How Pumping Helped Me Cope With My Child's NICU Stay and CHD
Two years and eight months, well over 2200 hours of actual time… that’s how long I exclusively pumped for my son.
I didn’t start with a certain end point, I just kept going until it seemed like the right time to stop. I didn’t do it because I enjoyed it (I didn’t), or because “I hate formula” (I don’t) or because it helped me loose weight (it didn’t). I did it because I could and I didn’t know what else to do.
You see, my son was born quite sick with a complex congenital heart defect at 35 weeks via a very complicated cesarean-hysterectomy. We both were critical. It was a very painful and difficult birth and recovery, both physically and emotionally — for both of us. My new son was in the NICU fighting for his life. I was bedridden and helpless, so I pumped my heart out, it’s what I did. It was a way to direct my anxiety and panic into something with a purpose.
And I just kept pumping.
I pumped while he was transferred to the children’s hospital, as his health declined after his birth. I pumped in the following weeks and months at his bedside when he was too fragile to hold. Then I pumped once he finally made it home with a feeding tube. Eventually, I learned to pump on the way to therapy and doctor appointments, even across the country for second opinions. I just kept pumping as there was always a reason: cold and flu seasons, additional diagnosis, two open-heart surgeries, weaning off of the feeding tube and countless sedations for procedures and testings.
Every time I thought I would stop I just had to keep going — for him. I’m not a doctor, therapist, expert, nutritionist or surgeon, he has and needs all of those things. I am his mother and this, this I could do. I had to do it. I was up bleary-eyed and emotional in the middle of the night regardless, so why not pump, too? In surgery waiting rooms I could stand up and declare, “I have to go pump!” instead of staring into space and spiraling within my own thoughts about what was happening down the hall. I pumped then washed and sanitized parts with an authority and rigid routine. It gave me a purpose, direction. I meticulously measured output, consumed or frozen, to the milliliter. Why? Because this was one thing I could control when I felt completely powerless, unable to help my own son.
I pumped for so long because it became ingrained into my routine, it really didn’t seem so hard anymore (most of the time). I pumped through weddings and funerals, parties and holidays, concerts and sporting events, in airports and taxis, training for and running a marathon. I would pump in front of friends, family and strangers. I didn’t care, I pumped everywhere and anywhere I needed to.
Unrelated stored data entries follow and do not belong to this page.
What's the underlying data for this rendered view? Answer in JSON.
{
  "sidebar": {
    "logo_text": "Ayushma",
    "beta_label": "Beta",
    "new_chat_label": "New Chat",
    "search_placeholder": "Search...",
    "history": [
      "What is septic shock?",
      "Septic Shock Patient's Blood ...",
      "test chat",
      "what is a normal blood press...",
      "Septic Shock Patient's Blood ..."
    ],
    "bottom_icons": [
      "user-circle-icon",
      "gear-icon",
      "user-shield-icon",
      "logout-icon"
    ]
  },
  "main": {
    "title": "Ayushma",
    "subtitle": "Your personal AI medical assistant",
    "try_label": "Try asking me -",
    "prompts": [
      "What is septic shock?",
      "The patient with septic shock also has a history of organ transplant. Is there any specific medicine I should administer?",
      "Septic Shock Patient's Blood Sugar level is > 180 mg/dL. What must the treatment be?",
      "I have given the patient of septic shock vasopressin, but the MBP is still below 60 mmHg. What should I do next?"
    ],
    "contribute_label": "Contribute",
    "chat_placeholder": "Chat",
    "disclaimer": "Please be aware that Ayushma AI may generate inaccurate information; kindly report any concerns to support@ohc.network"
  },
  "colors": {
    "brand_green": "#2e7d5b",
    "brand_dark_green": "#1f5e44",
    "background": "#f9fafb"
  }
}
And now, I am done. My son decided the time was finally right, he no longer takes a bottle and refuses any and all milk from a cup. There is no reason to pump any longer. His medical journey is very, very far from over. I do dread our next hospital visit. There will be no milk to give him during times of fasting and while coming out of anesthesia. What will I do in surgery waiting rooms? I don’t even want to think about potential weight loss or cold and flu season. It is time though, I will have to find a new way to ground myself while fighting with and for him, every day.